В чем урок, вот, всякого мифа и, вот, этого, который я только что рассказал? Он множественный. Во-первых, обратите внимание: два одинаковых, абсолютно одинаковых, человека. В природе такое очень редко бывает, и в традиционных мифологиях с подозрением смотрят на близнецов: один может быть ложный. Это всегда опасно: один истинный, второй ложный. Как отличить? Но здесь есть два близнеца сущностные. И мы только к концу мифа узнаем, в чем здесь дело, потому что и кукуруза, и пеммикан входят в этническую диету этого племени. Исторически обусловленно. А если мы еще выясним, что племя состоит из двух частей: одно называется "сутайо", а другое - "тсистсистас", и одно, видимо, было когда-то в истории земледельческим, выращивая кукурузу, а второе, вот, охотилось на бизонов, - то, когда они объединились исторически, образовалось единое племя, социум - как хотите, называйте. И поэтому обе части важны тем и другим образом.
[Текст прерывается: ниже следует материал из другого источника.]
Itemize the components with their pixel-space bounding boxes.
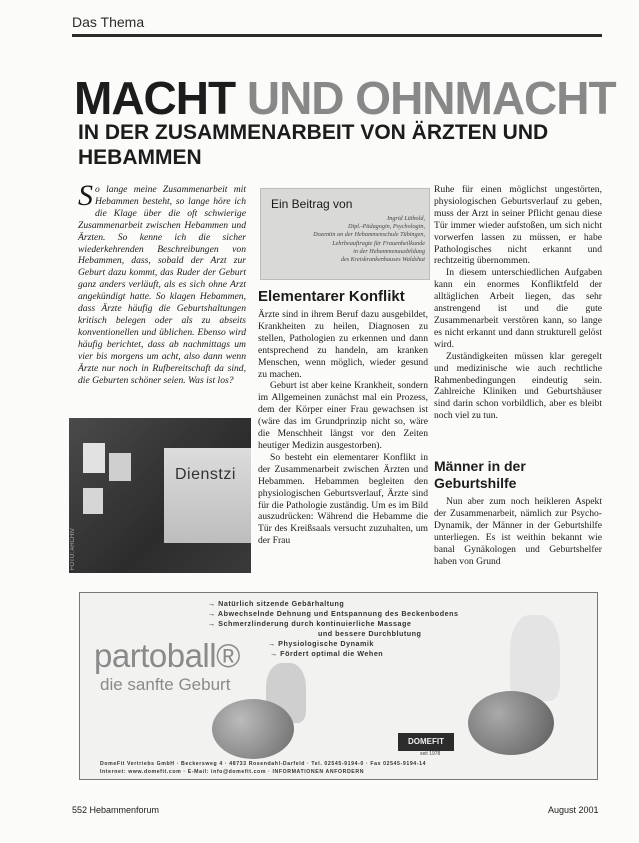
domefit-logo-sub: seit 1978 [420, 751, 441, 757]
intro-text: o lange meine Zusammenarbeit mit Hebammen besteht, so lange höre ich die Klage über die oft schwierige Zusammenarbeit zwischen Hebammen und Ärzten. So kenne ich die sicher wiederkehrenden Beschreibungen von Hebammen, dass, sobald der Arzt zur Geburt dazu kommt, das Ruder der Geburt ganz anders verläuft, als es sich ohne Arzt angekündigt hatte. So klagen Hebammen, dass Ärzte häufig die Geburtshaltungen kritisch belegen oder als zu abseits konventionellen und üblichen. Ebenso wird häufig berichtet, dass ab nachmittags um vier bis morgens um acht, also dann wenn Ärzte nur noch in Rufbereitschaft da sind, die Geburten schöner seien. Was ist los? [78, 184, 246, 386]
paragraph: Ärzte sind in ihrem Beruf dazu ausgebildet, Krankheiten zu heilen, Diagnosen zu stellen, Pathologien zu erkennen und dann entsprechend zu handeln, am kranken Menschen, wenn möglich, wieder gesund zu machen. [258, 309, 428, 380]
partoball-advertisement [79, 592, 598, 780]
ad-tagline: die sanfte Geburt [100, 675, 231, 694]
paragraph: In diesem unterschiedlichen Aufgaben kann ein enormes Konfliktfeld der alltäglichen Arbeit liegen, das sehr anstrengend ist und die gute Zusammenarbeit verstören kann, so lange es nicht erkannt und dann strukturell gelöst wird. [434, 267, 602, 350]
article-subtitle: IN DER ZUSAMMENARBEIT VON ÄRZTEN UND HEBAMMEN [78, 121, 549, 169]
photo-door-panel [164, 448, 251, 543]
ad-midwife-figure [510, 615, 560, 701]
heading-elementarer-konflikt: Elementarer Konflikt [258, 288, 405, 305]
author-box [260, 188, 430, 280]
author-line: des Kreiskrankenhauses Waldshut [340, 256, 425, 264]
ad-benefit-list [208, 599, 508, 659]
author-line: Lehrbeauftragte für Frauenheilkunde [332, 239, 425, 247]
paragraph: Geburt ist aber keine Krankheit, sondern im Allgemeinen zunächst mal ein Prozess, dem der Körper einer Frau gewachsen ist (wäre das im Grundprinzip nicht so, wäre die Menschheit längst vor den Zeiten heutiger Medizin ausgestorben). [258, 380, 428, 451]
ad-benefit: → Natürlich sitzende Gebärhaltung [208, 599, 345, 608]
page-number-publication: 552 Hebammenforum [72, 805, 160, 815]
title-part-2: UND OHNMACHT [246, 72, 616, 124]
domefit-logo: DOMEFIT [398, 733, 454, 751]
dropcap: S [78, 179, 93, 212]
intro-paragraph [78, 179, 246, 386]
issue-date: August 2001 [548, 805, 599, 815]
title-part-1: MACHT [74, 72, 236, 124]
ad-benefit: → Physiologische Dynamik [268, 639, 374, 648]
author-line: Ingrid Lüthold, [387, 215, 425, 222]
photo-sign-text: Dienstzi [175, 466, 236, 483]
ad-benefit: → Fördert optimal die Wehen [270, 649, 384, 658]
author-line: Dozentin an der Hebammenschule Tübingen, [313, 231, 425, 239]
column-middle [258, 309, 428, 547]
ad-benefit: → Abwechselnde Dehnung und Entspannung des Beckenbodens [208, 609, 459, 618]
column-right [434, 184, 602, 422]
ad-ball-right [468, 691, 554, 755]
paragraph: Zuständigkeiten müssen klar geregelt und medizinische wie auch rechtliche Rahmenbedingungen eindeutig sein. Zahlreiche Kliniken und Geburtshäuser sind darin schon vorbildlich, aber es bleibt noch viel zu tun. [434, 350, 602, 422]
ad-benefit: und bessere Durchblutung [318, 629, 422, 638]
paragraph: Nun aber zum noch heikleren Aspekt der Zusammenarbeit, nämlich zur Psycho-Dynamik, der Männer in der Geburtshilfe unterliegen. Es ist weithin bekannt wie banal Gynäkologen und Geburtshelfer haben von Grund [434, 496, 602, 567]
author-line: in der Hebammenausbildung [353, 247, 425, 255]
heading-maenner-geburtshilfe: Männer in der Geburtshilfe [434, 458, 526, 491]
paragraph: So besteht ein elementarer Konflikt in der Zusammenarbeit zwischen Ärzten und Hebammen. Hebammen begleiten den physiologischen Geburtsverlauf, Ärzte sind für die Pathologie zuständig. Um es im Bild auszudrücken: Während die Hebamme die Tür des Kreißsaals versucht zuzuhalten, um der Frau [258, 451, 428, 547]
header-rule [72, 34, 602, 37]
ad-contact-line: DomeFit Vertriebs GmbH · Beckersweg 4 · 48733 Rosendahl-Darfeld · Tel. 02545-9194-0 · Fax 02545-9194-14 [100, 761, 427, 767]
photo-paper-1 [83, 443, 105, 473]
ad-benefit: → Schmerzlinderung durch kontinuierliche Massage [208, 619, 412, 628]
ad-ball-left [212, 699, 294, 759]
article-title [74, 74, 614, 122]
partoball-logo: partoball® [94, 637, 240, 674]
photo-paper-3 [83, 488, 103, 514]
photo-credit: FOTO: ARCHIV [70, 528, 76, 571]
author-box-lines [275, 215, 425, 275]
author-box-label: Ein Beitrag von [271, 197, 353, 211]
column-right-continued [434, 496, 602, 567]
section-label: Das Thema [72, 14, 145, 30]
photo-paper-2 [109, 453, 131, 481]
paragraph: Ruhe für einen möglichst ungestörten, physiologischen Geburtsverlauf zu geben, muss der Arzt in seiner Pflicht genau diese Tür immer wieder aufstoßen, um sich nicht vorwerfen lassen zu müssen, er habe Pathologisches nicht erkannt und rechtzeitig übernommen. [434, 184, 602, 267]
ad-web-line: Internet: www.domefit.com · E-Mail: info@domefit.com · INFORMATIONEN ANFORDERN [100, 769, 365, 775]
author-line: Dipl.-Pädagogin, Psychologin, [348, 223, 425, 231]
article-photo [69, 418, 251, 573]
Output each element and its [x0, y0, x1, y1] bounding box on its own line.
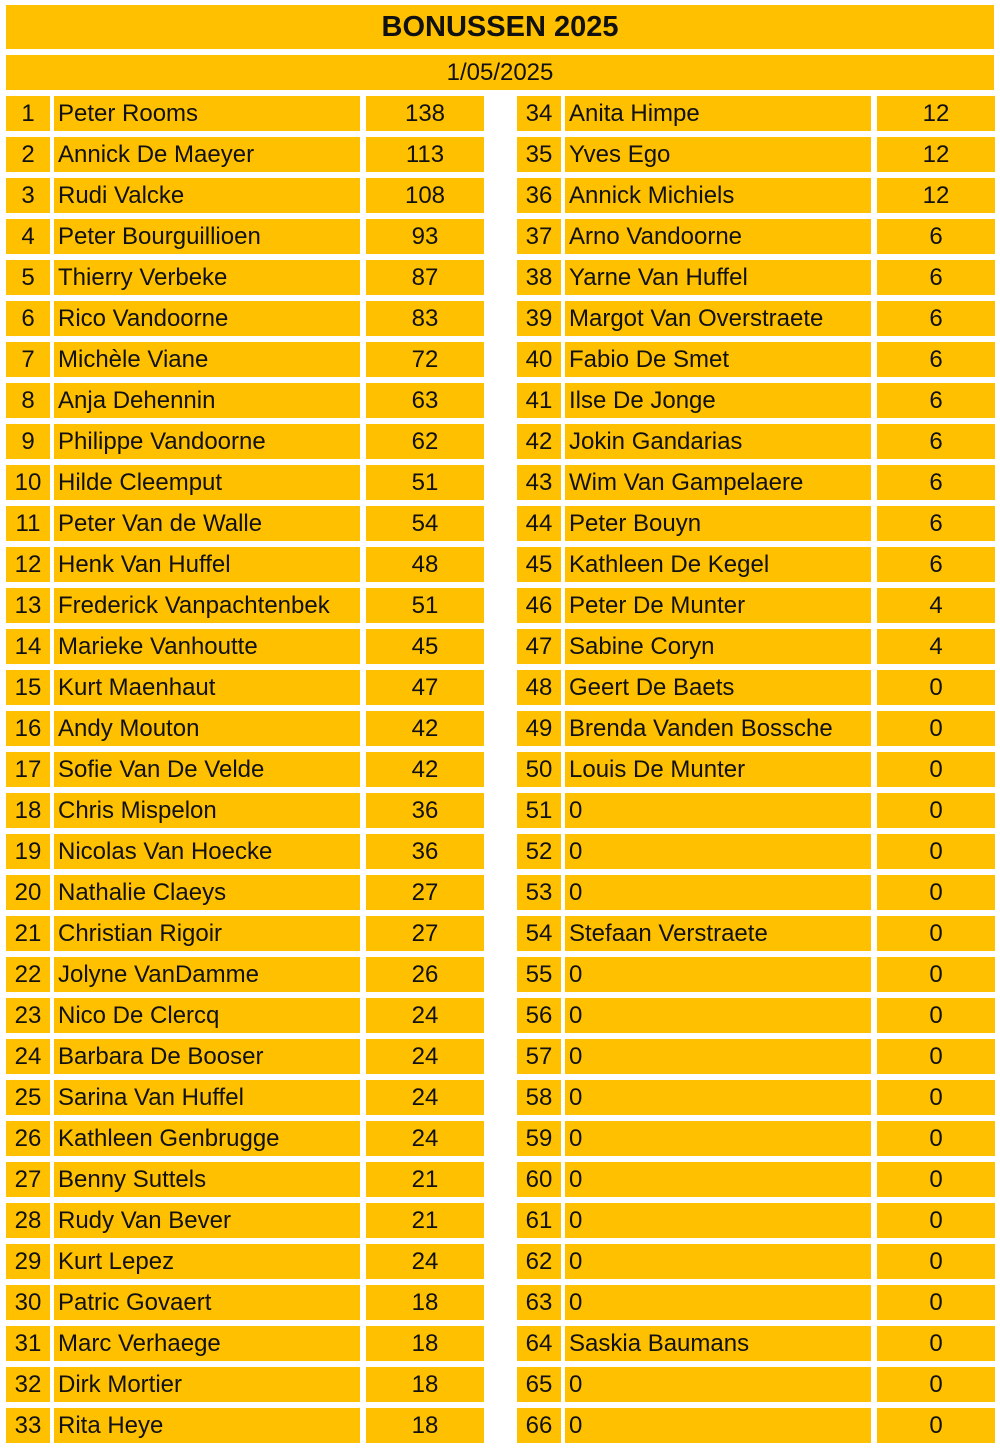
bonus-value-cell: 12 [877, 96, 995, 131]
name-cell: Andy Mouton [54, 711, 360, 746]
bonus-value-cell: 0 [877, 1121, 995, 1156]
name-cell: Rita Heye [54, 1408, 360, 1443]
rank-cell: 33 [6, 1408, 50, 1443]
rank-cell: 52 [517, 834, 561, 869]
rank-cell: 63 [517, 1285, 561, 1320]
name-cell: Nathalie Claeys [54, 875, 360, 910]
name-cell: Anita Himpe [565, 96, 871, 131]
rank-cell: 15 [6, 670, 50, 705]
name-cell: Margot Van Overstraete [565, 301, 871, 336]
bonus-value-cell: 51 [366, 465, 484, 500]
bonus-value-cell: 0 [877, 1039, 995, 1074]
bonus-value-cell: 6 [877, 301, 995, 336]
rank-cell: 24 [6, 1039, 50, 1074]
name-cell: Anja Dehennin [54, 383, 360, 418]
bonus-value-cell: 6 [877, 383, 995, 418]
name-cell: Dirk Mortier [54, 1367, 360, 1402]
rank-cell: 50 [517, 752, 561, 787]
rank-cell: 31 [6, 1326, 50, 1361]
bonus-value-cell: 6 [877, 219, 995, 254]
bonus-value-cell: 0 [877, 916, 995, 951]
rank-cell: 18 [6, 793, 50, 828]
bonus-value-cell: 0 [877, 998, 995, 1033]
rank-cell: 56 [517, 998, 561, 1033]
name-cell: Jokin Gandarias [565, 424, 871, 459]
rank-cell: 13 [6, 588, 50, 623]
rank-cell: 45 [517, 547, 561, 582]
name-cell: 0 [565, 1203, 871, 1238]
rank-cell: 10 [6, 465, 50, 500]
name-cell: 0 [565, 1039, 871, 1074]
rank-cell: 36 [517, 178, 561, 213]
name-cell: Benny Suttels [54, 1162, 360, 1197]
rank-cell: 25 [6, 1080, 50, 1115]
rank-cell: 32 [6, 1367, 50, 1402]
rank-cell: 41 [517, 383, 561, 418]
bonus-value-cell: 63 [366, 383, 484, 418]
bonus-value-cell: 18 [366, 1326, 484, 1361]
name-cell: Kathleen De Kegel [565, 547, 871, 582]
bonus-value-cell: 0 [877, 711, 995, 746]
bonus-value-cell: 0 [877, 1408, 995, 1443]
name-cell: Peter Rooms [54, 96, 360, 131]
name-cell: 0 [565, 875, 871, 910]
rank-cell: 59 [517, 1121, 561, 1156]
name-cell: 0 [565, 1244, 871, 1279]
bonus-value-cell: 48 [366, 547, 484, 582]
rank-cell: 29 [6, 1244, 50, 1279]
name-cell: Nicolas Van Hoecke [54, 834, 360, 869]
rank-cell: 28 [6, 1203, 50, 1238]
name-cell: Saskia Baumans [565, 1326, 871, 1361]
rank-cell: 62 [517, 1244, 561, 1279]
name-cell: Brenda Vanden Bossche [565, 711, 871, 746]
rank-cell: 39 [517, 301, 561, 336]
rank-cell: 46 [517, 588, 561, 623]
name-cell: Kathleen Genbrugge [54, 1121, 360, 1156]
bonus-value-cell: 6 [877, 547, 995, 582]
bonus-value-cell: 24 [366, 1080, 484, 1115]
name-cell: Fabio De Smet [565, 342, 871, 377]
bonus-value-cell: 0 [877, 1285, 995, 1320]
rank-cell: 26 [6, 1121, 50, 1156]
bonus-value-cell: 24 [366, 998, 484, 1033]
bonus-value-cell: 47 [366, 670, 484, 705]
name-cell: Christian Rigoir [54, 916, 360, 951]
bonus-value-cell: 0 [877, 957, 995, 992]
bonus-value-cell: 62 [366, 424, 484, 459]
bonus-value-cell: 18 [366, 1285, 484, 1320]
name-cell: Kurt Maenhaut [54, 670, 360, 705]
rank-cell: 14 [6, 629, 50, 664]
name-cell: Marc Verhaege [54, 1326, 360, 1361]
rank-cell: 49 [517, 711, 561, 746]
rank-cell: 7 [6, 342, 50, 377]
rank-cell: 38 [517, 260, 561, 295]
bonus-value-cell: 36 [366, 834, 484, 869]
name-cell: 0 [565, 1080, 871, 1115]
rank-cell: 58 [517, 1080, 561, 1115]
name-cell: Jolyne VanDamme [54, 957, 360, 992]
name-cell: Rudy Van Bever [54, 1203, 360, 1238]
bonus-value-cell: 113 [366, 137, 484, 172]
bonus-value-cell: 12 [877, 137, 995, 172]
name-cell: Peter De Munter [565, 588, 871, 623]
bonus-value-cell: 0 [877, 793, 995, 828]
bonus-value-cell: 108 [366, 178, 484, 213]
page-title: BONUSSEN 2025 [6, 5, 994, 49]
bonus-value-cell: 0 [877, 1162, 995, 1197]
name-cell: 0 [565, 1367, 871, 1402]
rank-cell: 60 [517, 1162, 561, 1197]
name-cell: Peter Bourguillioen [54, 219, 360, 254]
bonus-value-cell: 6 [877, 506, 995, 541]
rank-cell: 11 [6, 506, 50, 541]
bonus-value-cell: 26 [366, 957, 484, 992]
rank-cell: 3 [6, 178, 50, 213]
rank-cell: 55 [517, 957, 561, 992]
name-cell: Geert De Baets [565, 670, 871, 705]
rank-cell: 6 [6, 301, 50, 336]
rank-cell: 48 [517, 670, 561, 705]
bonus-value-cell: 6 [877, 342, 995, 377]
bonus-value-cell: 6 [877, 424, 995, 459]
date-header: 1/05/2025 [6, 55, 994, 90]
name-cell: Annick De Maeyer [54, 137, 360, 172]
bonus-value-cell: 0 [877, 834, 995, 869]
bonus-value-cell: 4 [877, 588, 995, 623]
name-cell: Chris Mispelon [54, 793, 360, 828]
name-cell: Sabine Coryn [565, 629, 871, 664]
bonus-value-cell: 18 [366, 1367, 484, 1402]
name-cell: 0 [565, 1121, 871, 1156]
name-cell: Michèle Viane [54, 342, 360, 377]
name-cell: 0 [565, 998, 871, 1033]
rank-cell: 43 [517, 465, 561, 500]
bonus-value-cell: 42 [366, 711, 484, 746]
name-cell: Peter Bouyn [565, 506, 871, 541]
rank-cell: 27 [6, 1162, 50, 1197]
name-cell: Rico Vandoorne [54, 301, 360, 336]
name-cell: 0 [565, 793, 871, 828]
bonus-value-cell: 0 [877, 1326, 995, 1361]
rank-cell: 19 [6, 834, 50, 869]
rank-cell: 1 [6, 96, 50, 131]
rank-cell: 42 [517, 424, 561, 459]
rank-cell: 12 [6, 547, 50, 582]
bonus-value-cell: 138 [366, 96, 484, 131]
name-cell: Peter Van de Walle [54, 506, 360, 541]
bonus-value-cell: 27 [366, 916, 484, 951]
rank-cell: 61 [517, 1203, 561, 1238]
name-cell: 0 [565, 1285, 871, 1320]
bonus-value-cell: 45 [366, 629, 484, 664]
name-cell: Annick Michiels [565, 178, 871, 213]
name-cell: Sarina Van Huffel [54, 1080, 360, 1115]
bonus-value-cell: 72 [366, 342, 484, 377]
rank-cell: 40 [517, 342, 561, 377]
bonus-value-cell: 24 [366, 1121, 484, 1156]
name-cell: Yves Ego [565, 137, 871, 172]
bonus-value-cell: 0 [877, 670, 995, 705]
name-cell: Louis De Munter [565, 752, 871, 787]
rank-cell: 17 [6, 752, 50, 787]
name-cell: Yarne Van Huffel [565, 260, 871, 295]
rank-cell: 66 [517, 1408, 561, 1443]
name-cell: Arno Vandoorne [565, 219, 871, 254]
bonus-value-cell: 51 [366, 588, 484, 623]
rank-cell: 16 [6, 711, 50, 746]
bonus-value-cell: 87 [366, 260, 484, 295]
bonus-value-cell: 0 [877, 1244, 995, 1279]
name-cell: 0 [565, 1408, 871, 1443]
name-cell: Sofie Van De Velde [54, 752, 360, 787]
bonus-value-cell: 24 [366, 1039, 484, 1074]
name-cell: Barbara De Booser [54, 1039, 360, 1074]
rank-cell: 35 [517, 137, 561, 172]
rank-cell: 22 [6, 957, 50, 992]
name-cell: Nico De Clercq [54, 998, 360, 1033]
bonus-value-cell: 0 [877, 1080, 995, 1115]
rank-cell: 23 [6, 998, 50, 1033]
rank-cell: 47 [517, 629, 561, 664]
rank-cell: 44 [517, 506, 561, 541]
bonus-value-cell: 0 [877, 1367, 995, 1402]
rank-cell: 20 [6, 875, 50, 910]
bonus-value-cell: 93 [366, 219, 484, 254]
rank-cell: 5 [6, 260, 50, 295]
rank-cell: 30 [6, 1285, 50, 1320]
rank-cell: 65 [517, 1367, 561, 1402]
name-cell: Frederick Vanpachtenbek [54, 588, 360, 623]
bonus-value-cell: 36 [366, 793, 484, 828]
name-cell: Wim Van Gampelaere [565, 465, 871, 500]
bonus-value-cell: 27 [366, 875, 484, 910]
rank-cell: 4 [6, 219, 50, 254]
name-cell: Ilse De Jonge [565, 383, 871, 418]
rank-cell: 9 [6, 424, 50, 459]
bonus-value-cell: 18 [366, 1408, 484, 1443]
rank-cell: 21 [6, 916, 50, 951]
name-cell: Rudi Valcke [54, 178, 360, 213]
bonus-value-cell: 6 [877, 465, 995, 500]
rank-cell: 34 [517, 96, 561, 131]
bonus-value-cell: 0 [877, 875, 995, 910]
name-cell: 0 [565, 834, 871, 869]
name-cell: Kurt Lepez [54, 1244, 360, 1279]
name-cell: 0 [565, 957, 871, 992]
bonus-value-cell: 0 [877, 1203, 995, 1238]
bonus-value-cell: 42 [366, 752, 484, 787]
bonus-value-cell: 54 [366, 506, 484, 541]
name-cell: Hilde Cleemput [54, 465, 360, 500]
name-cell: Philippe Vandoorne [54, 424, 360, 459]
bonus-value-cell: 12 [877, 178, 995, 213]
rank-cell: 64 [517, 1326, 561, 1361]
name-cell: Marieke Vanhoutte [54, 629, 360, 664]
bonus-value-cell: 21 [366, 1162, 484, 1197]
name-cell: Patric Govaert [54, 1285, 360, 1320]
rank-cell: 54 [517, 916, 561, 951]
rank-cell: 8 [6, 383, 50, 418]
rank-cell: 37 [517, 219, 561, 254]
bonus-value-cell: 0 [877, 752, 995, 787]
rank-cell: 57 [517, 1039, 561, 1074]
bonus-value-cell: 83 [366, 301, 484, 336]
bonus-value-cell: 24 [366, 1244, 484, 1279]
bonus-value-cell: 4 [877, 629, 995, 664]
bonus-value-cell: 6 [877, 260, 995, 295]
rank-cell: 51 [517, 793, 561, 828]
name-cell: Stefaan Verstraete [565, 916, 871, 951]
name-cell: Henk Van Huffel [54, 547, 360, 582]
rank-cell: 53 [517, 875, 561, 910]
name-cell: 0 [565, 1162, 871, 1197]
bonus-value-cell: 21 [366, 1203, 484, 1238]
name-cell: Thierry Verbeke [54, 260, 360, 295]
rank-cell: 2 [6, 137, 50, 172]
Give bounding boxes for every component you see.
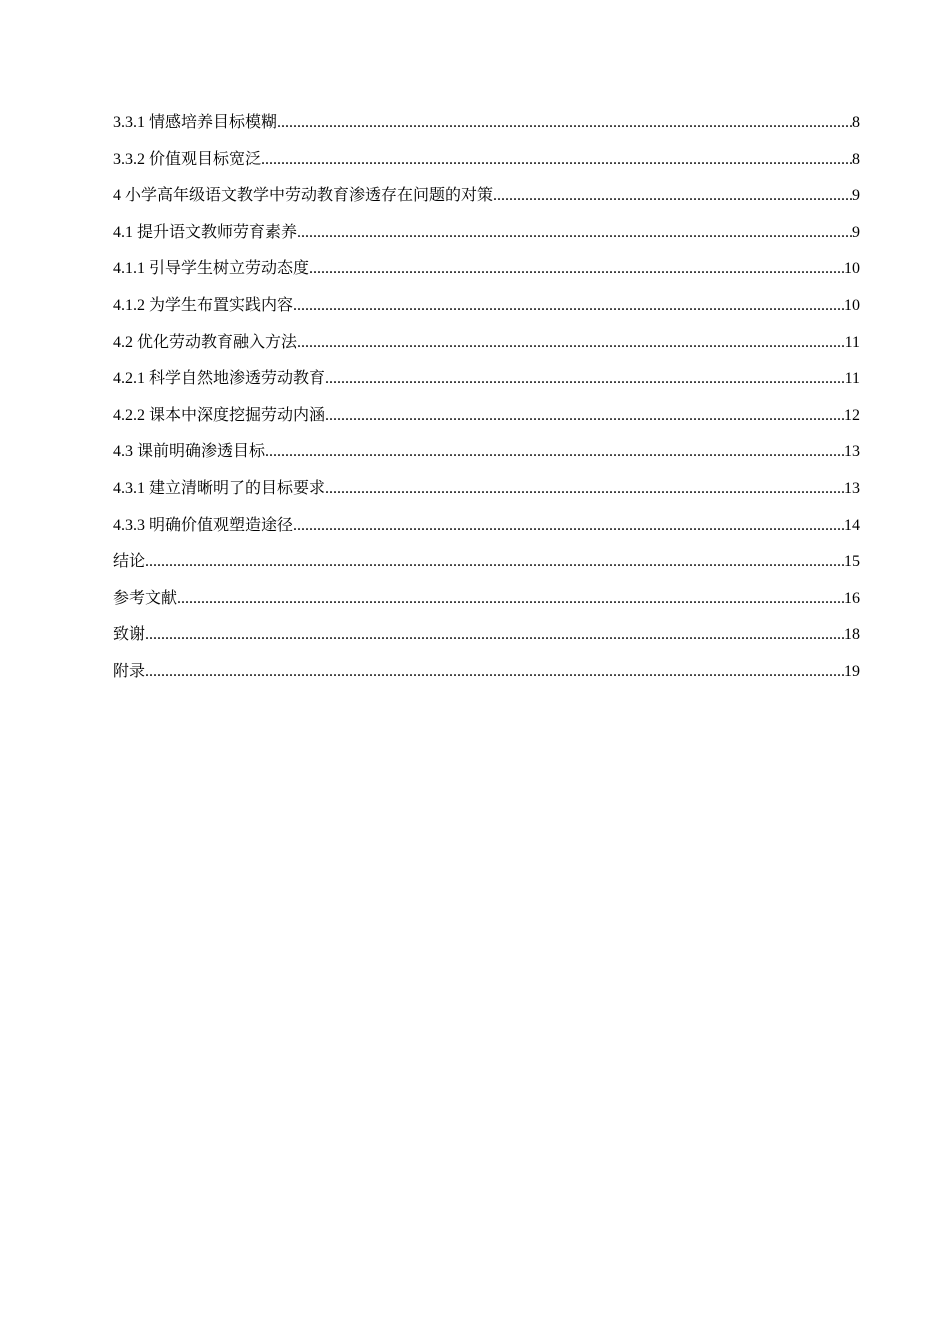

Поэтому всякий миф есть вертикальное измерение вещей. Мифы - это вечные спутники человечества, с которыми исторически оно не расстается, и, хотя, казалось бы, мифы уже давно принадлежат древности, один ученый сказал, что мифы - это коллективные сны, мечты человечества. Поэтому важно понять, что, хотя миф может повествовать, по видимости, о чем-то ветхозаветном, архаичном, - это внешняя оболочка. На самом деле, это наука, мыслящая в понятиях, находится в постоянном поиске. В этом - ее родовое качество. Тогда как миф, мыслящий образы, все ответы уже имеет, и вопрос для нас заключается только в том, чтобы научиться добывать, распознавать эти ответы, постигая мотивы и образы мифа. Хорошо, все-таки, сказал о мифе поэт-философ Баратынский (прим. мое: я исправил две ошибки в прочитанном лектором стихотворении):

Предрассудок! он обломок
Давней правды. Храм упал;
А руин его, потомок
Языка не разгадал.
Гонит в нем наш век надменной,
Не узнав его лица,
Нашей правды современной
Дряхлолетнего отца.

Тут, прямо, целое научное определение. Кстати, об определениях. Вот, я уже произнес слово "миф" много раз. Надо дать какое-то представление о том, что же здесь имеется в виду под мифом: слишком уж понятие это обширно по смыслу. Договоримся о двух, самых важных, вещах, потому что все равно определение нам сейчас давать не время. Какова семантика слова "миф" в речи, как мы его употребляем? И, вот, каждый словарь - поразительная вещь! - дает нам два прямо противоположных значения слова "миф". Первое: миф - это рассказ о существенных аспектах мироустройства, в древности воспринимавшийся носителями, аудиторией, как правда. Второе значение - прямо противоположное: миф есть ложь, вымысел, нечто, не соответствующее действительности. Вот, размышляя над этим парадоксом, по-моему, можно прийти только к одному выводу. Первый смысл есть достояние традиционной культуры, для которой вопрос выживания напрямую был связан с мифологией. Второе значение (миф как ложь) есть достояние цивилизации, когда человек уже столь радикально порвал с природой, что миф стал ему препятствовать, и он стал его использовать произвольно - то есть, время от времени, манипулируя в своих прагматических целях, даже иногда не отдавая себе в этом отчет. Это первое обстоятельство. Второй момент, о котором нужно бы договориться, важен для понимания того, в каком виде бытуют мифы в нашей жизни. В этом плане, наукой можно считать установленным, что миф существует в виде сюжета, обряда и в виде особой формы сознания. От сознания абстрагируемся, экономя время, считая, что и в сюжете, и в обряде миф все равно в виде сознания существует.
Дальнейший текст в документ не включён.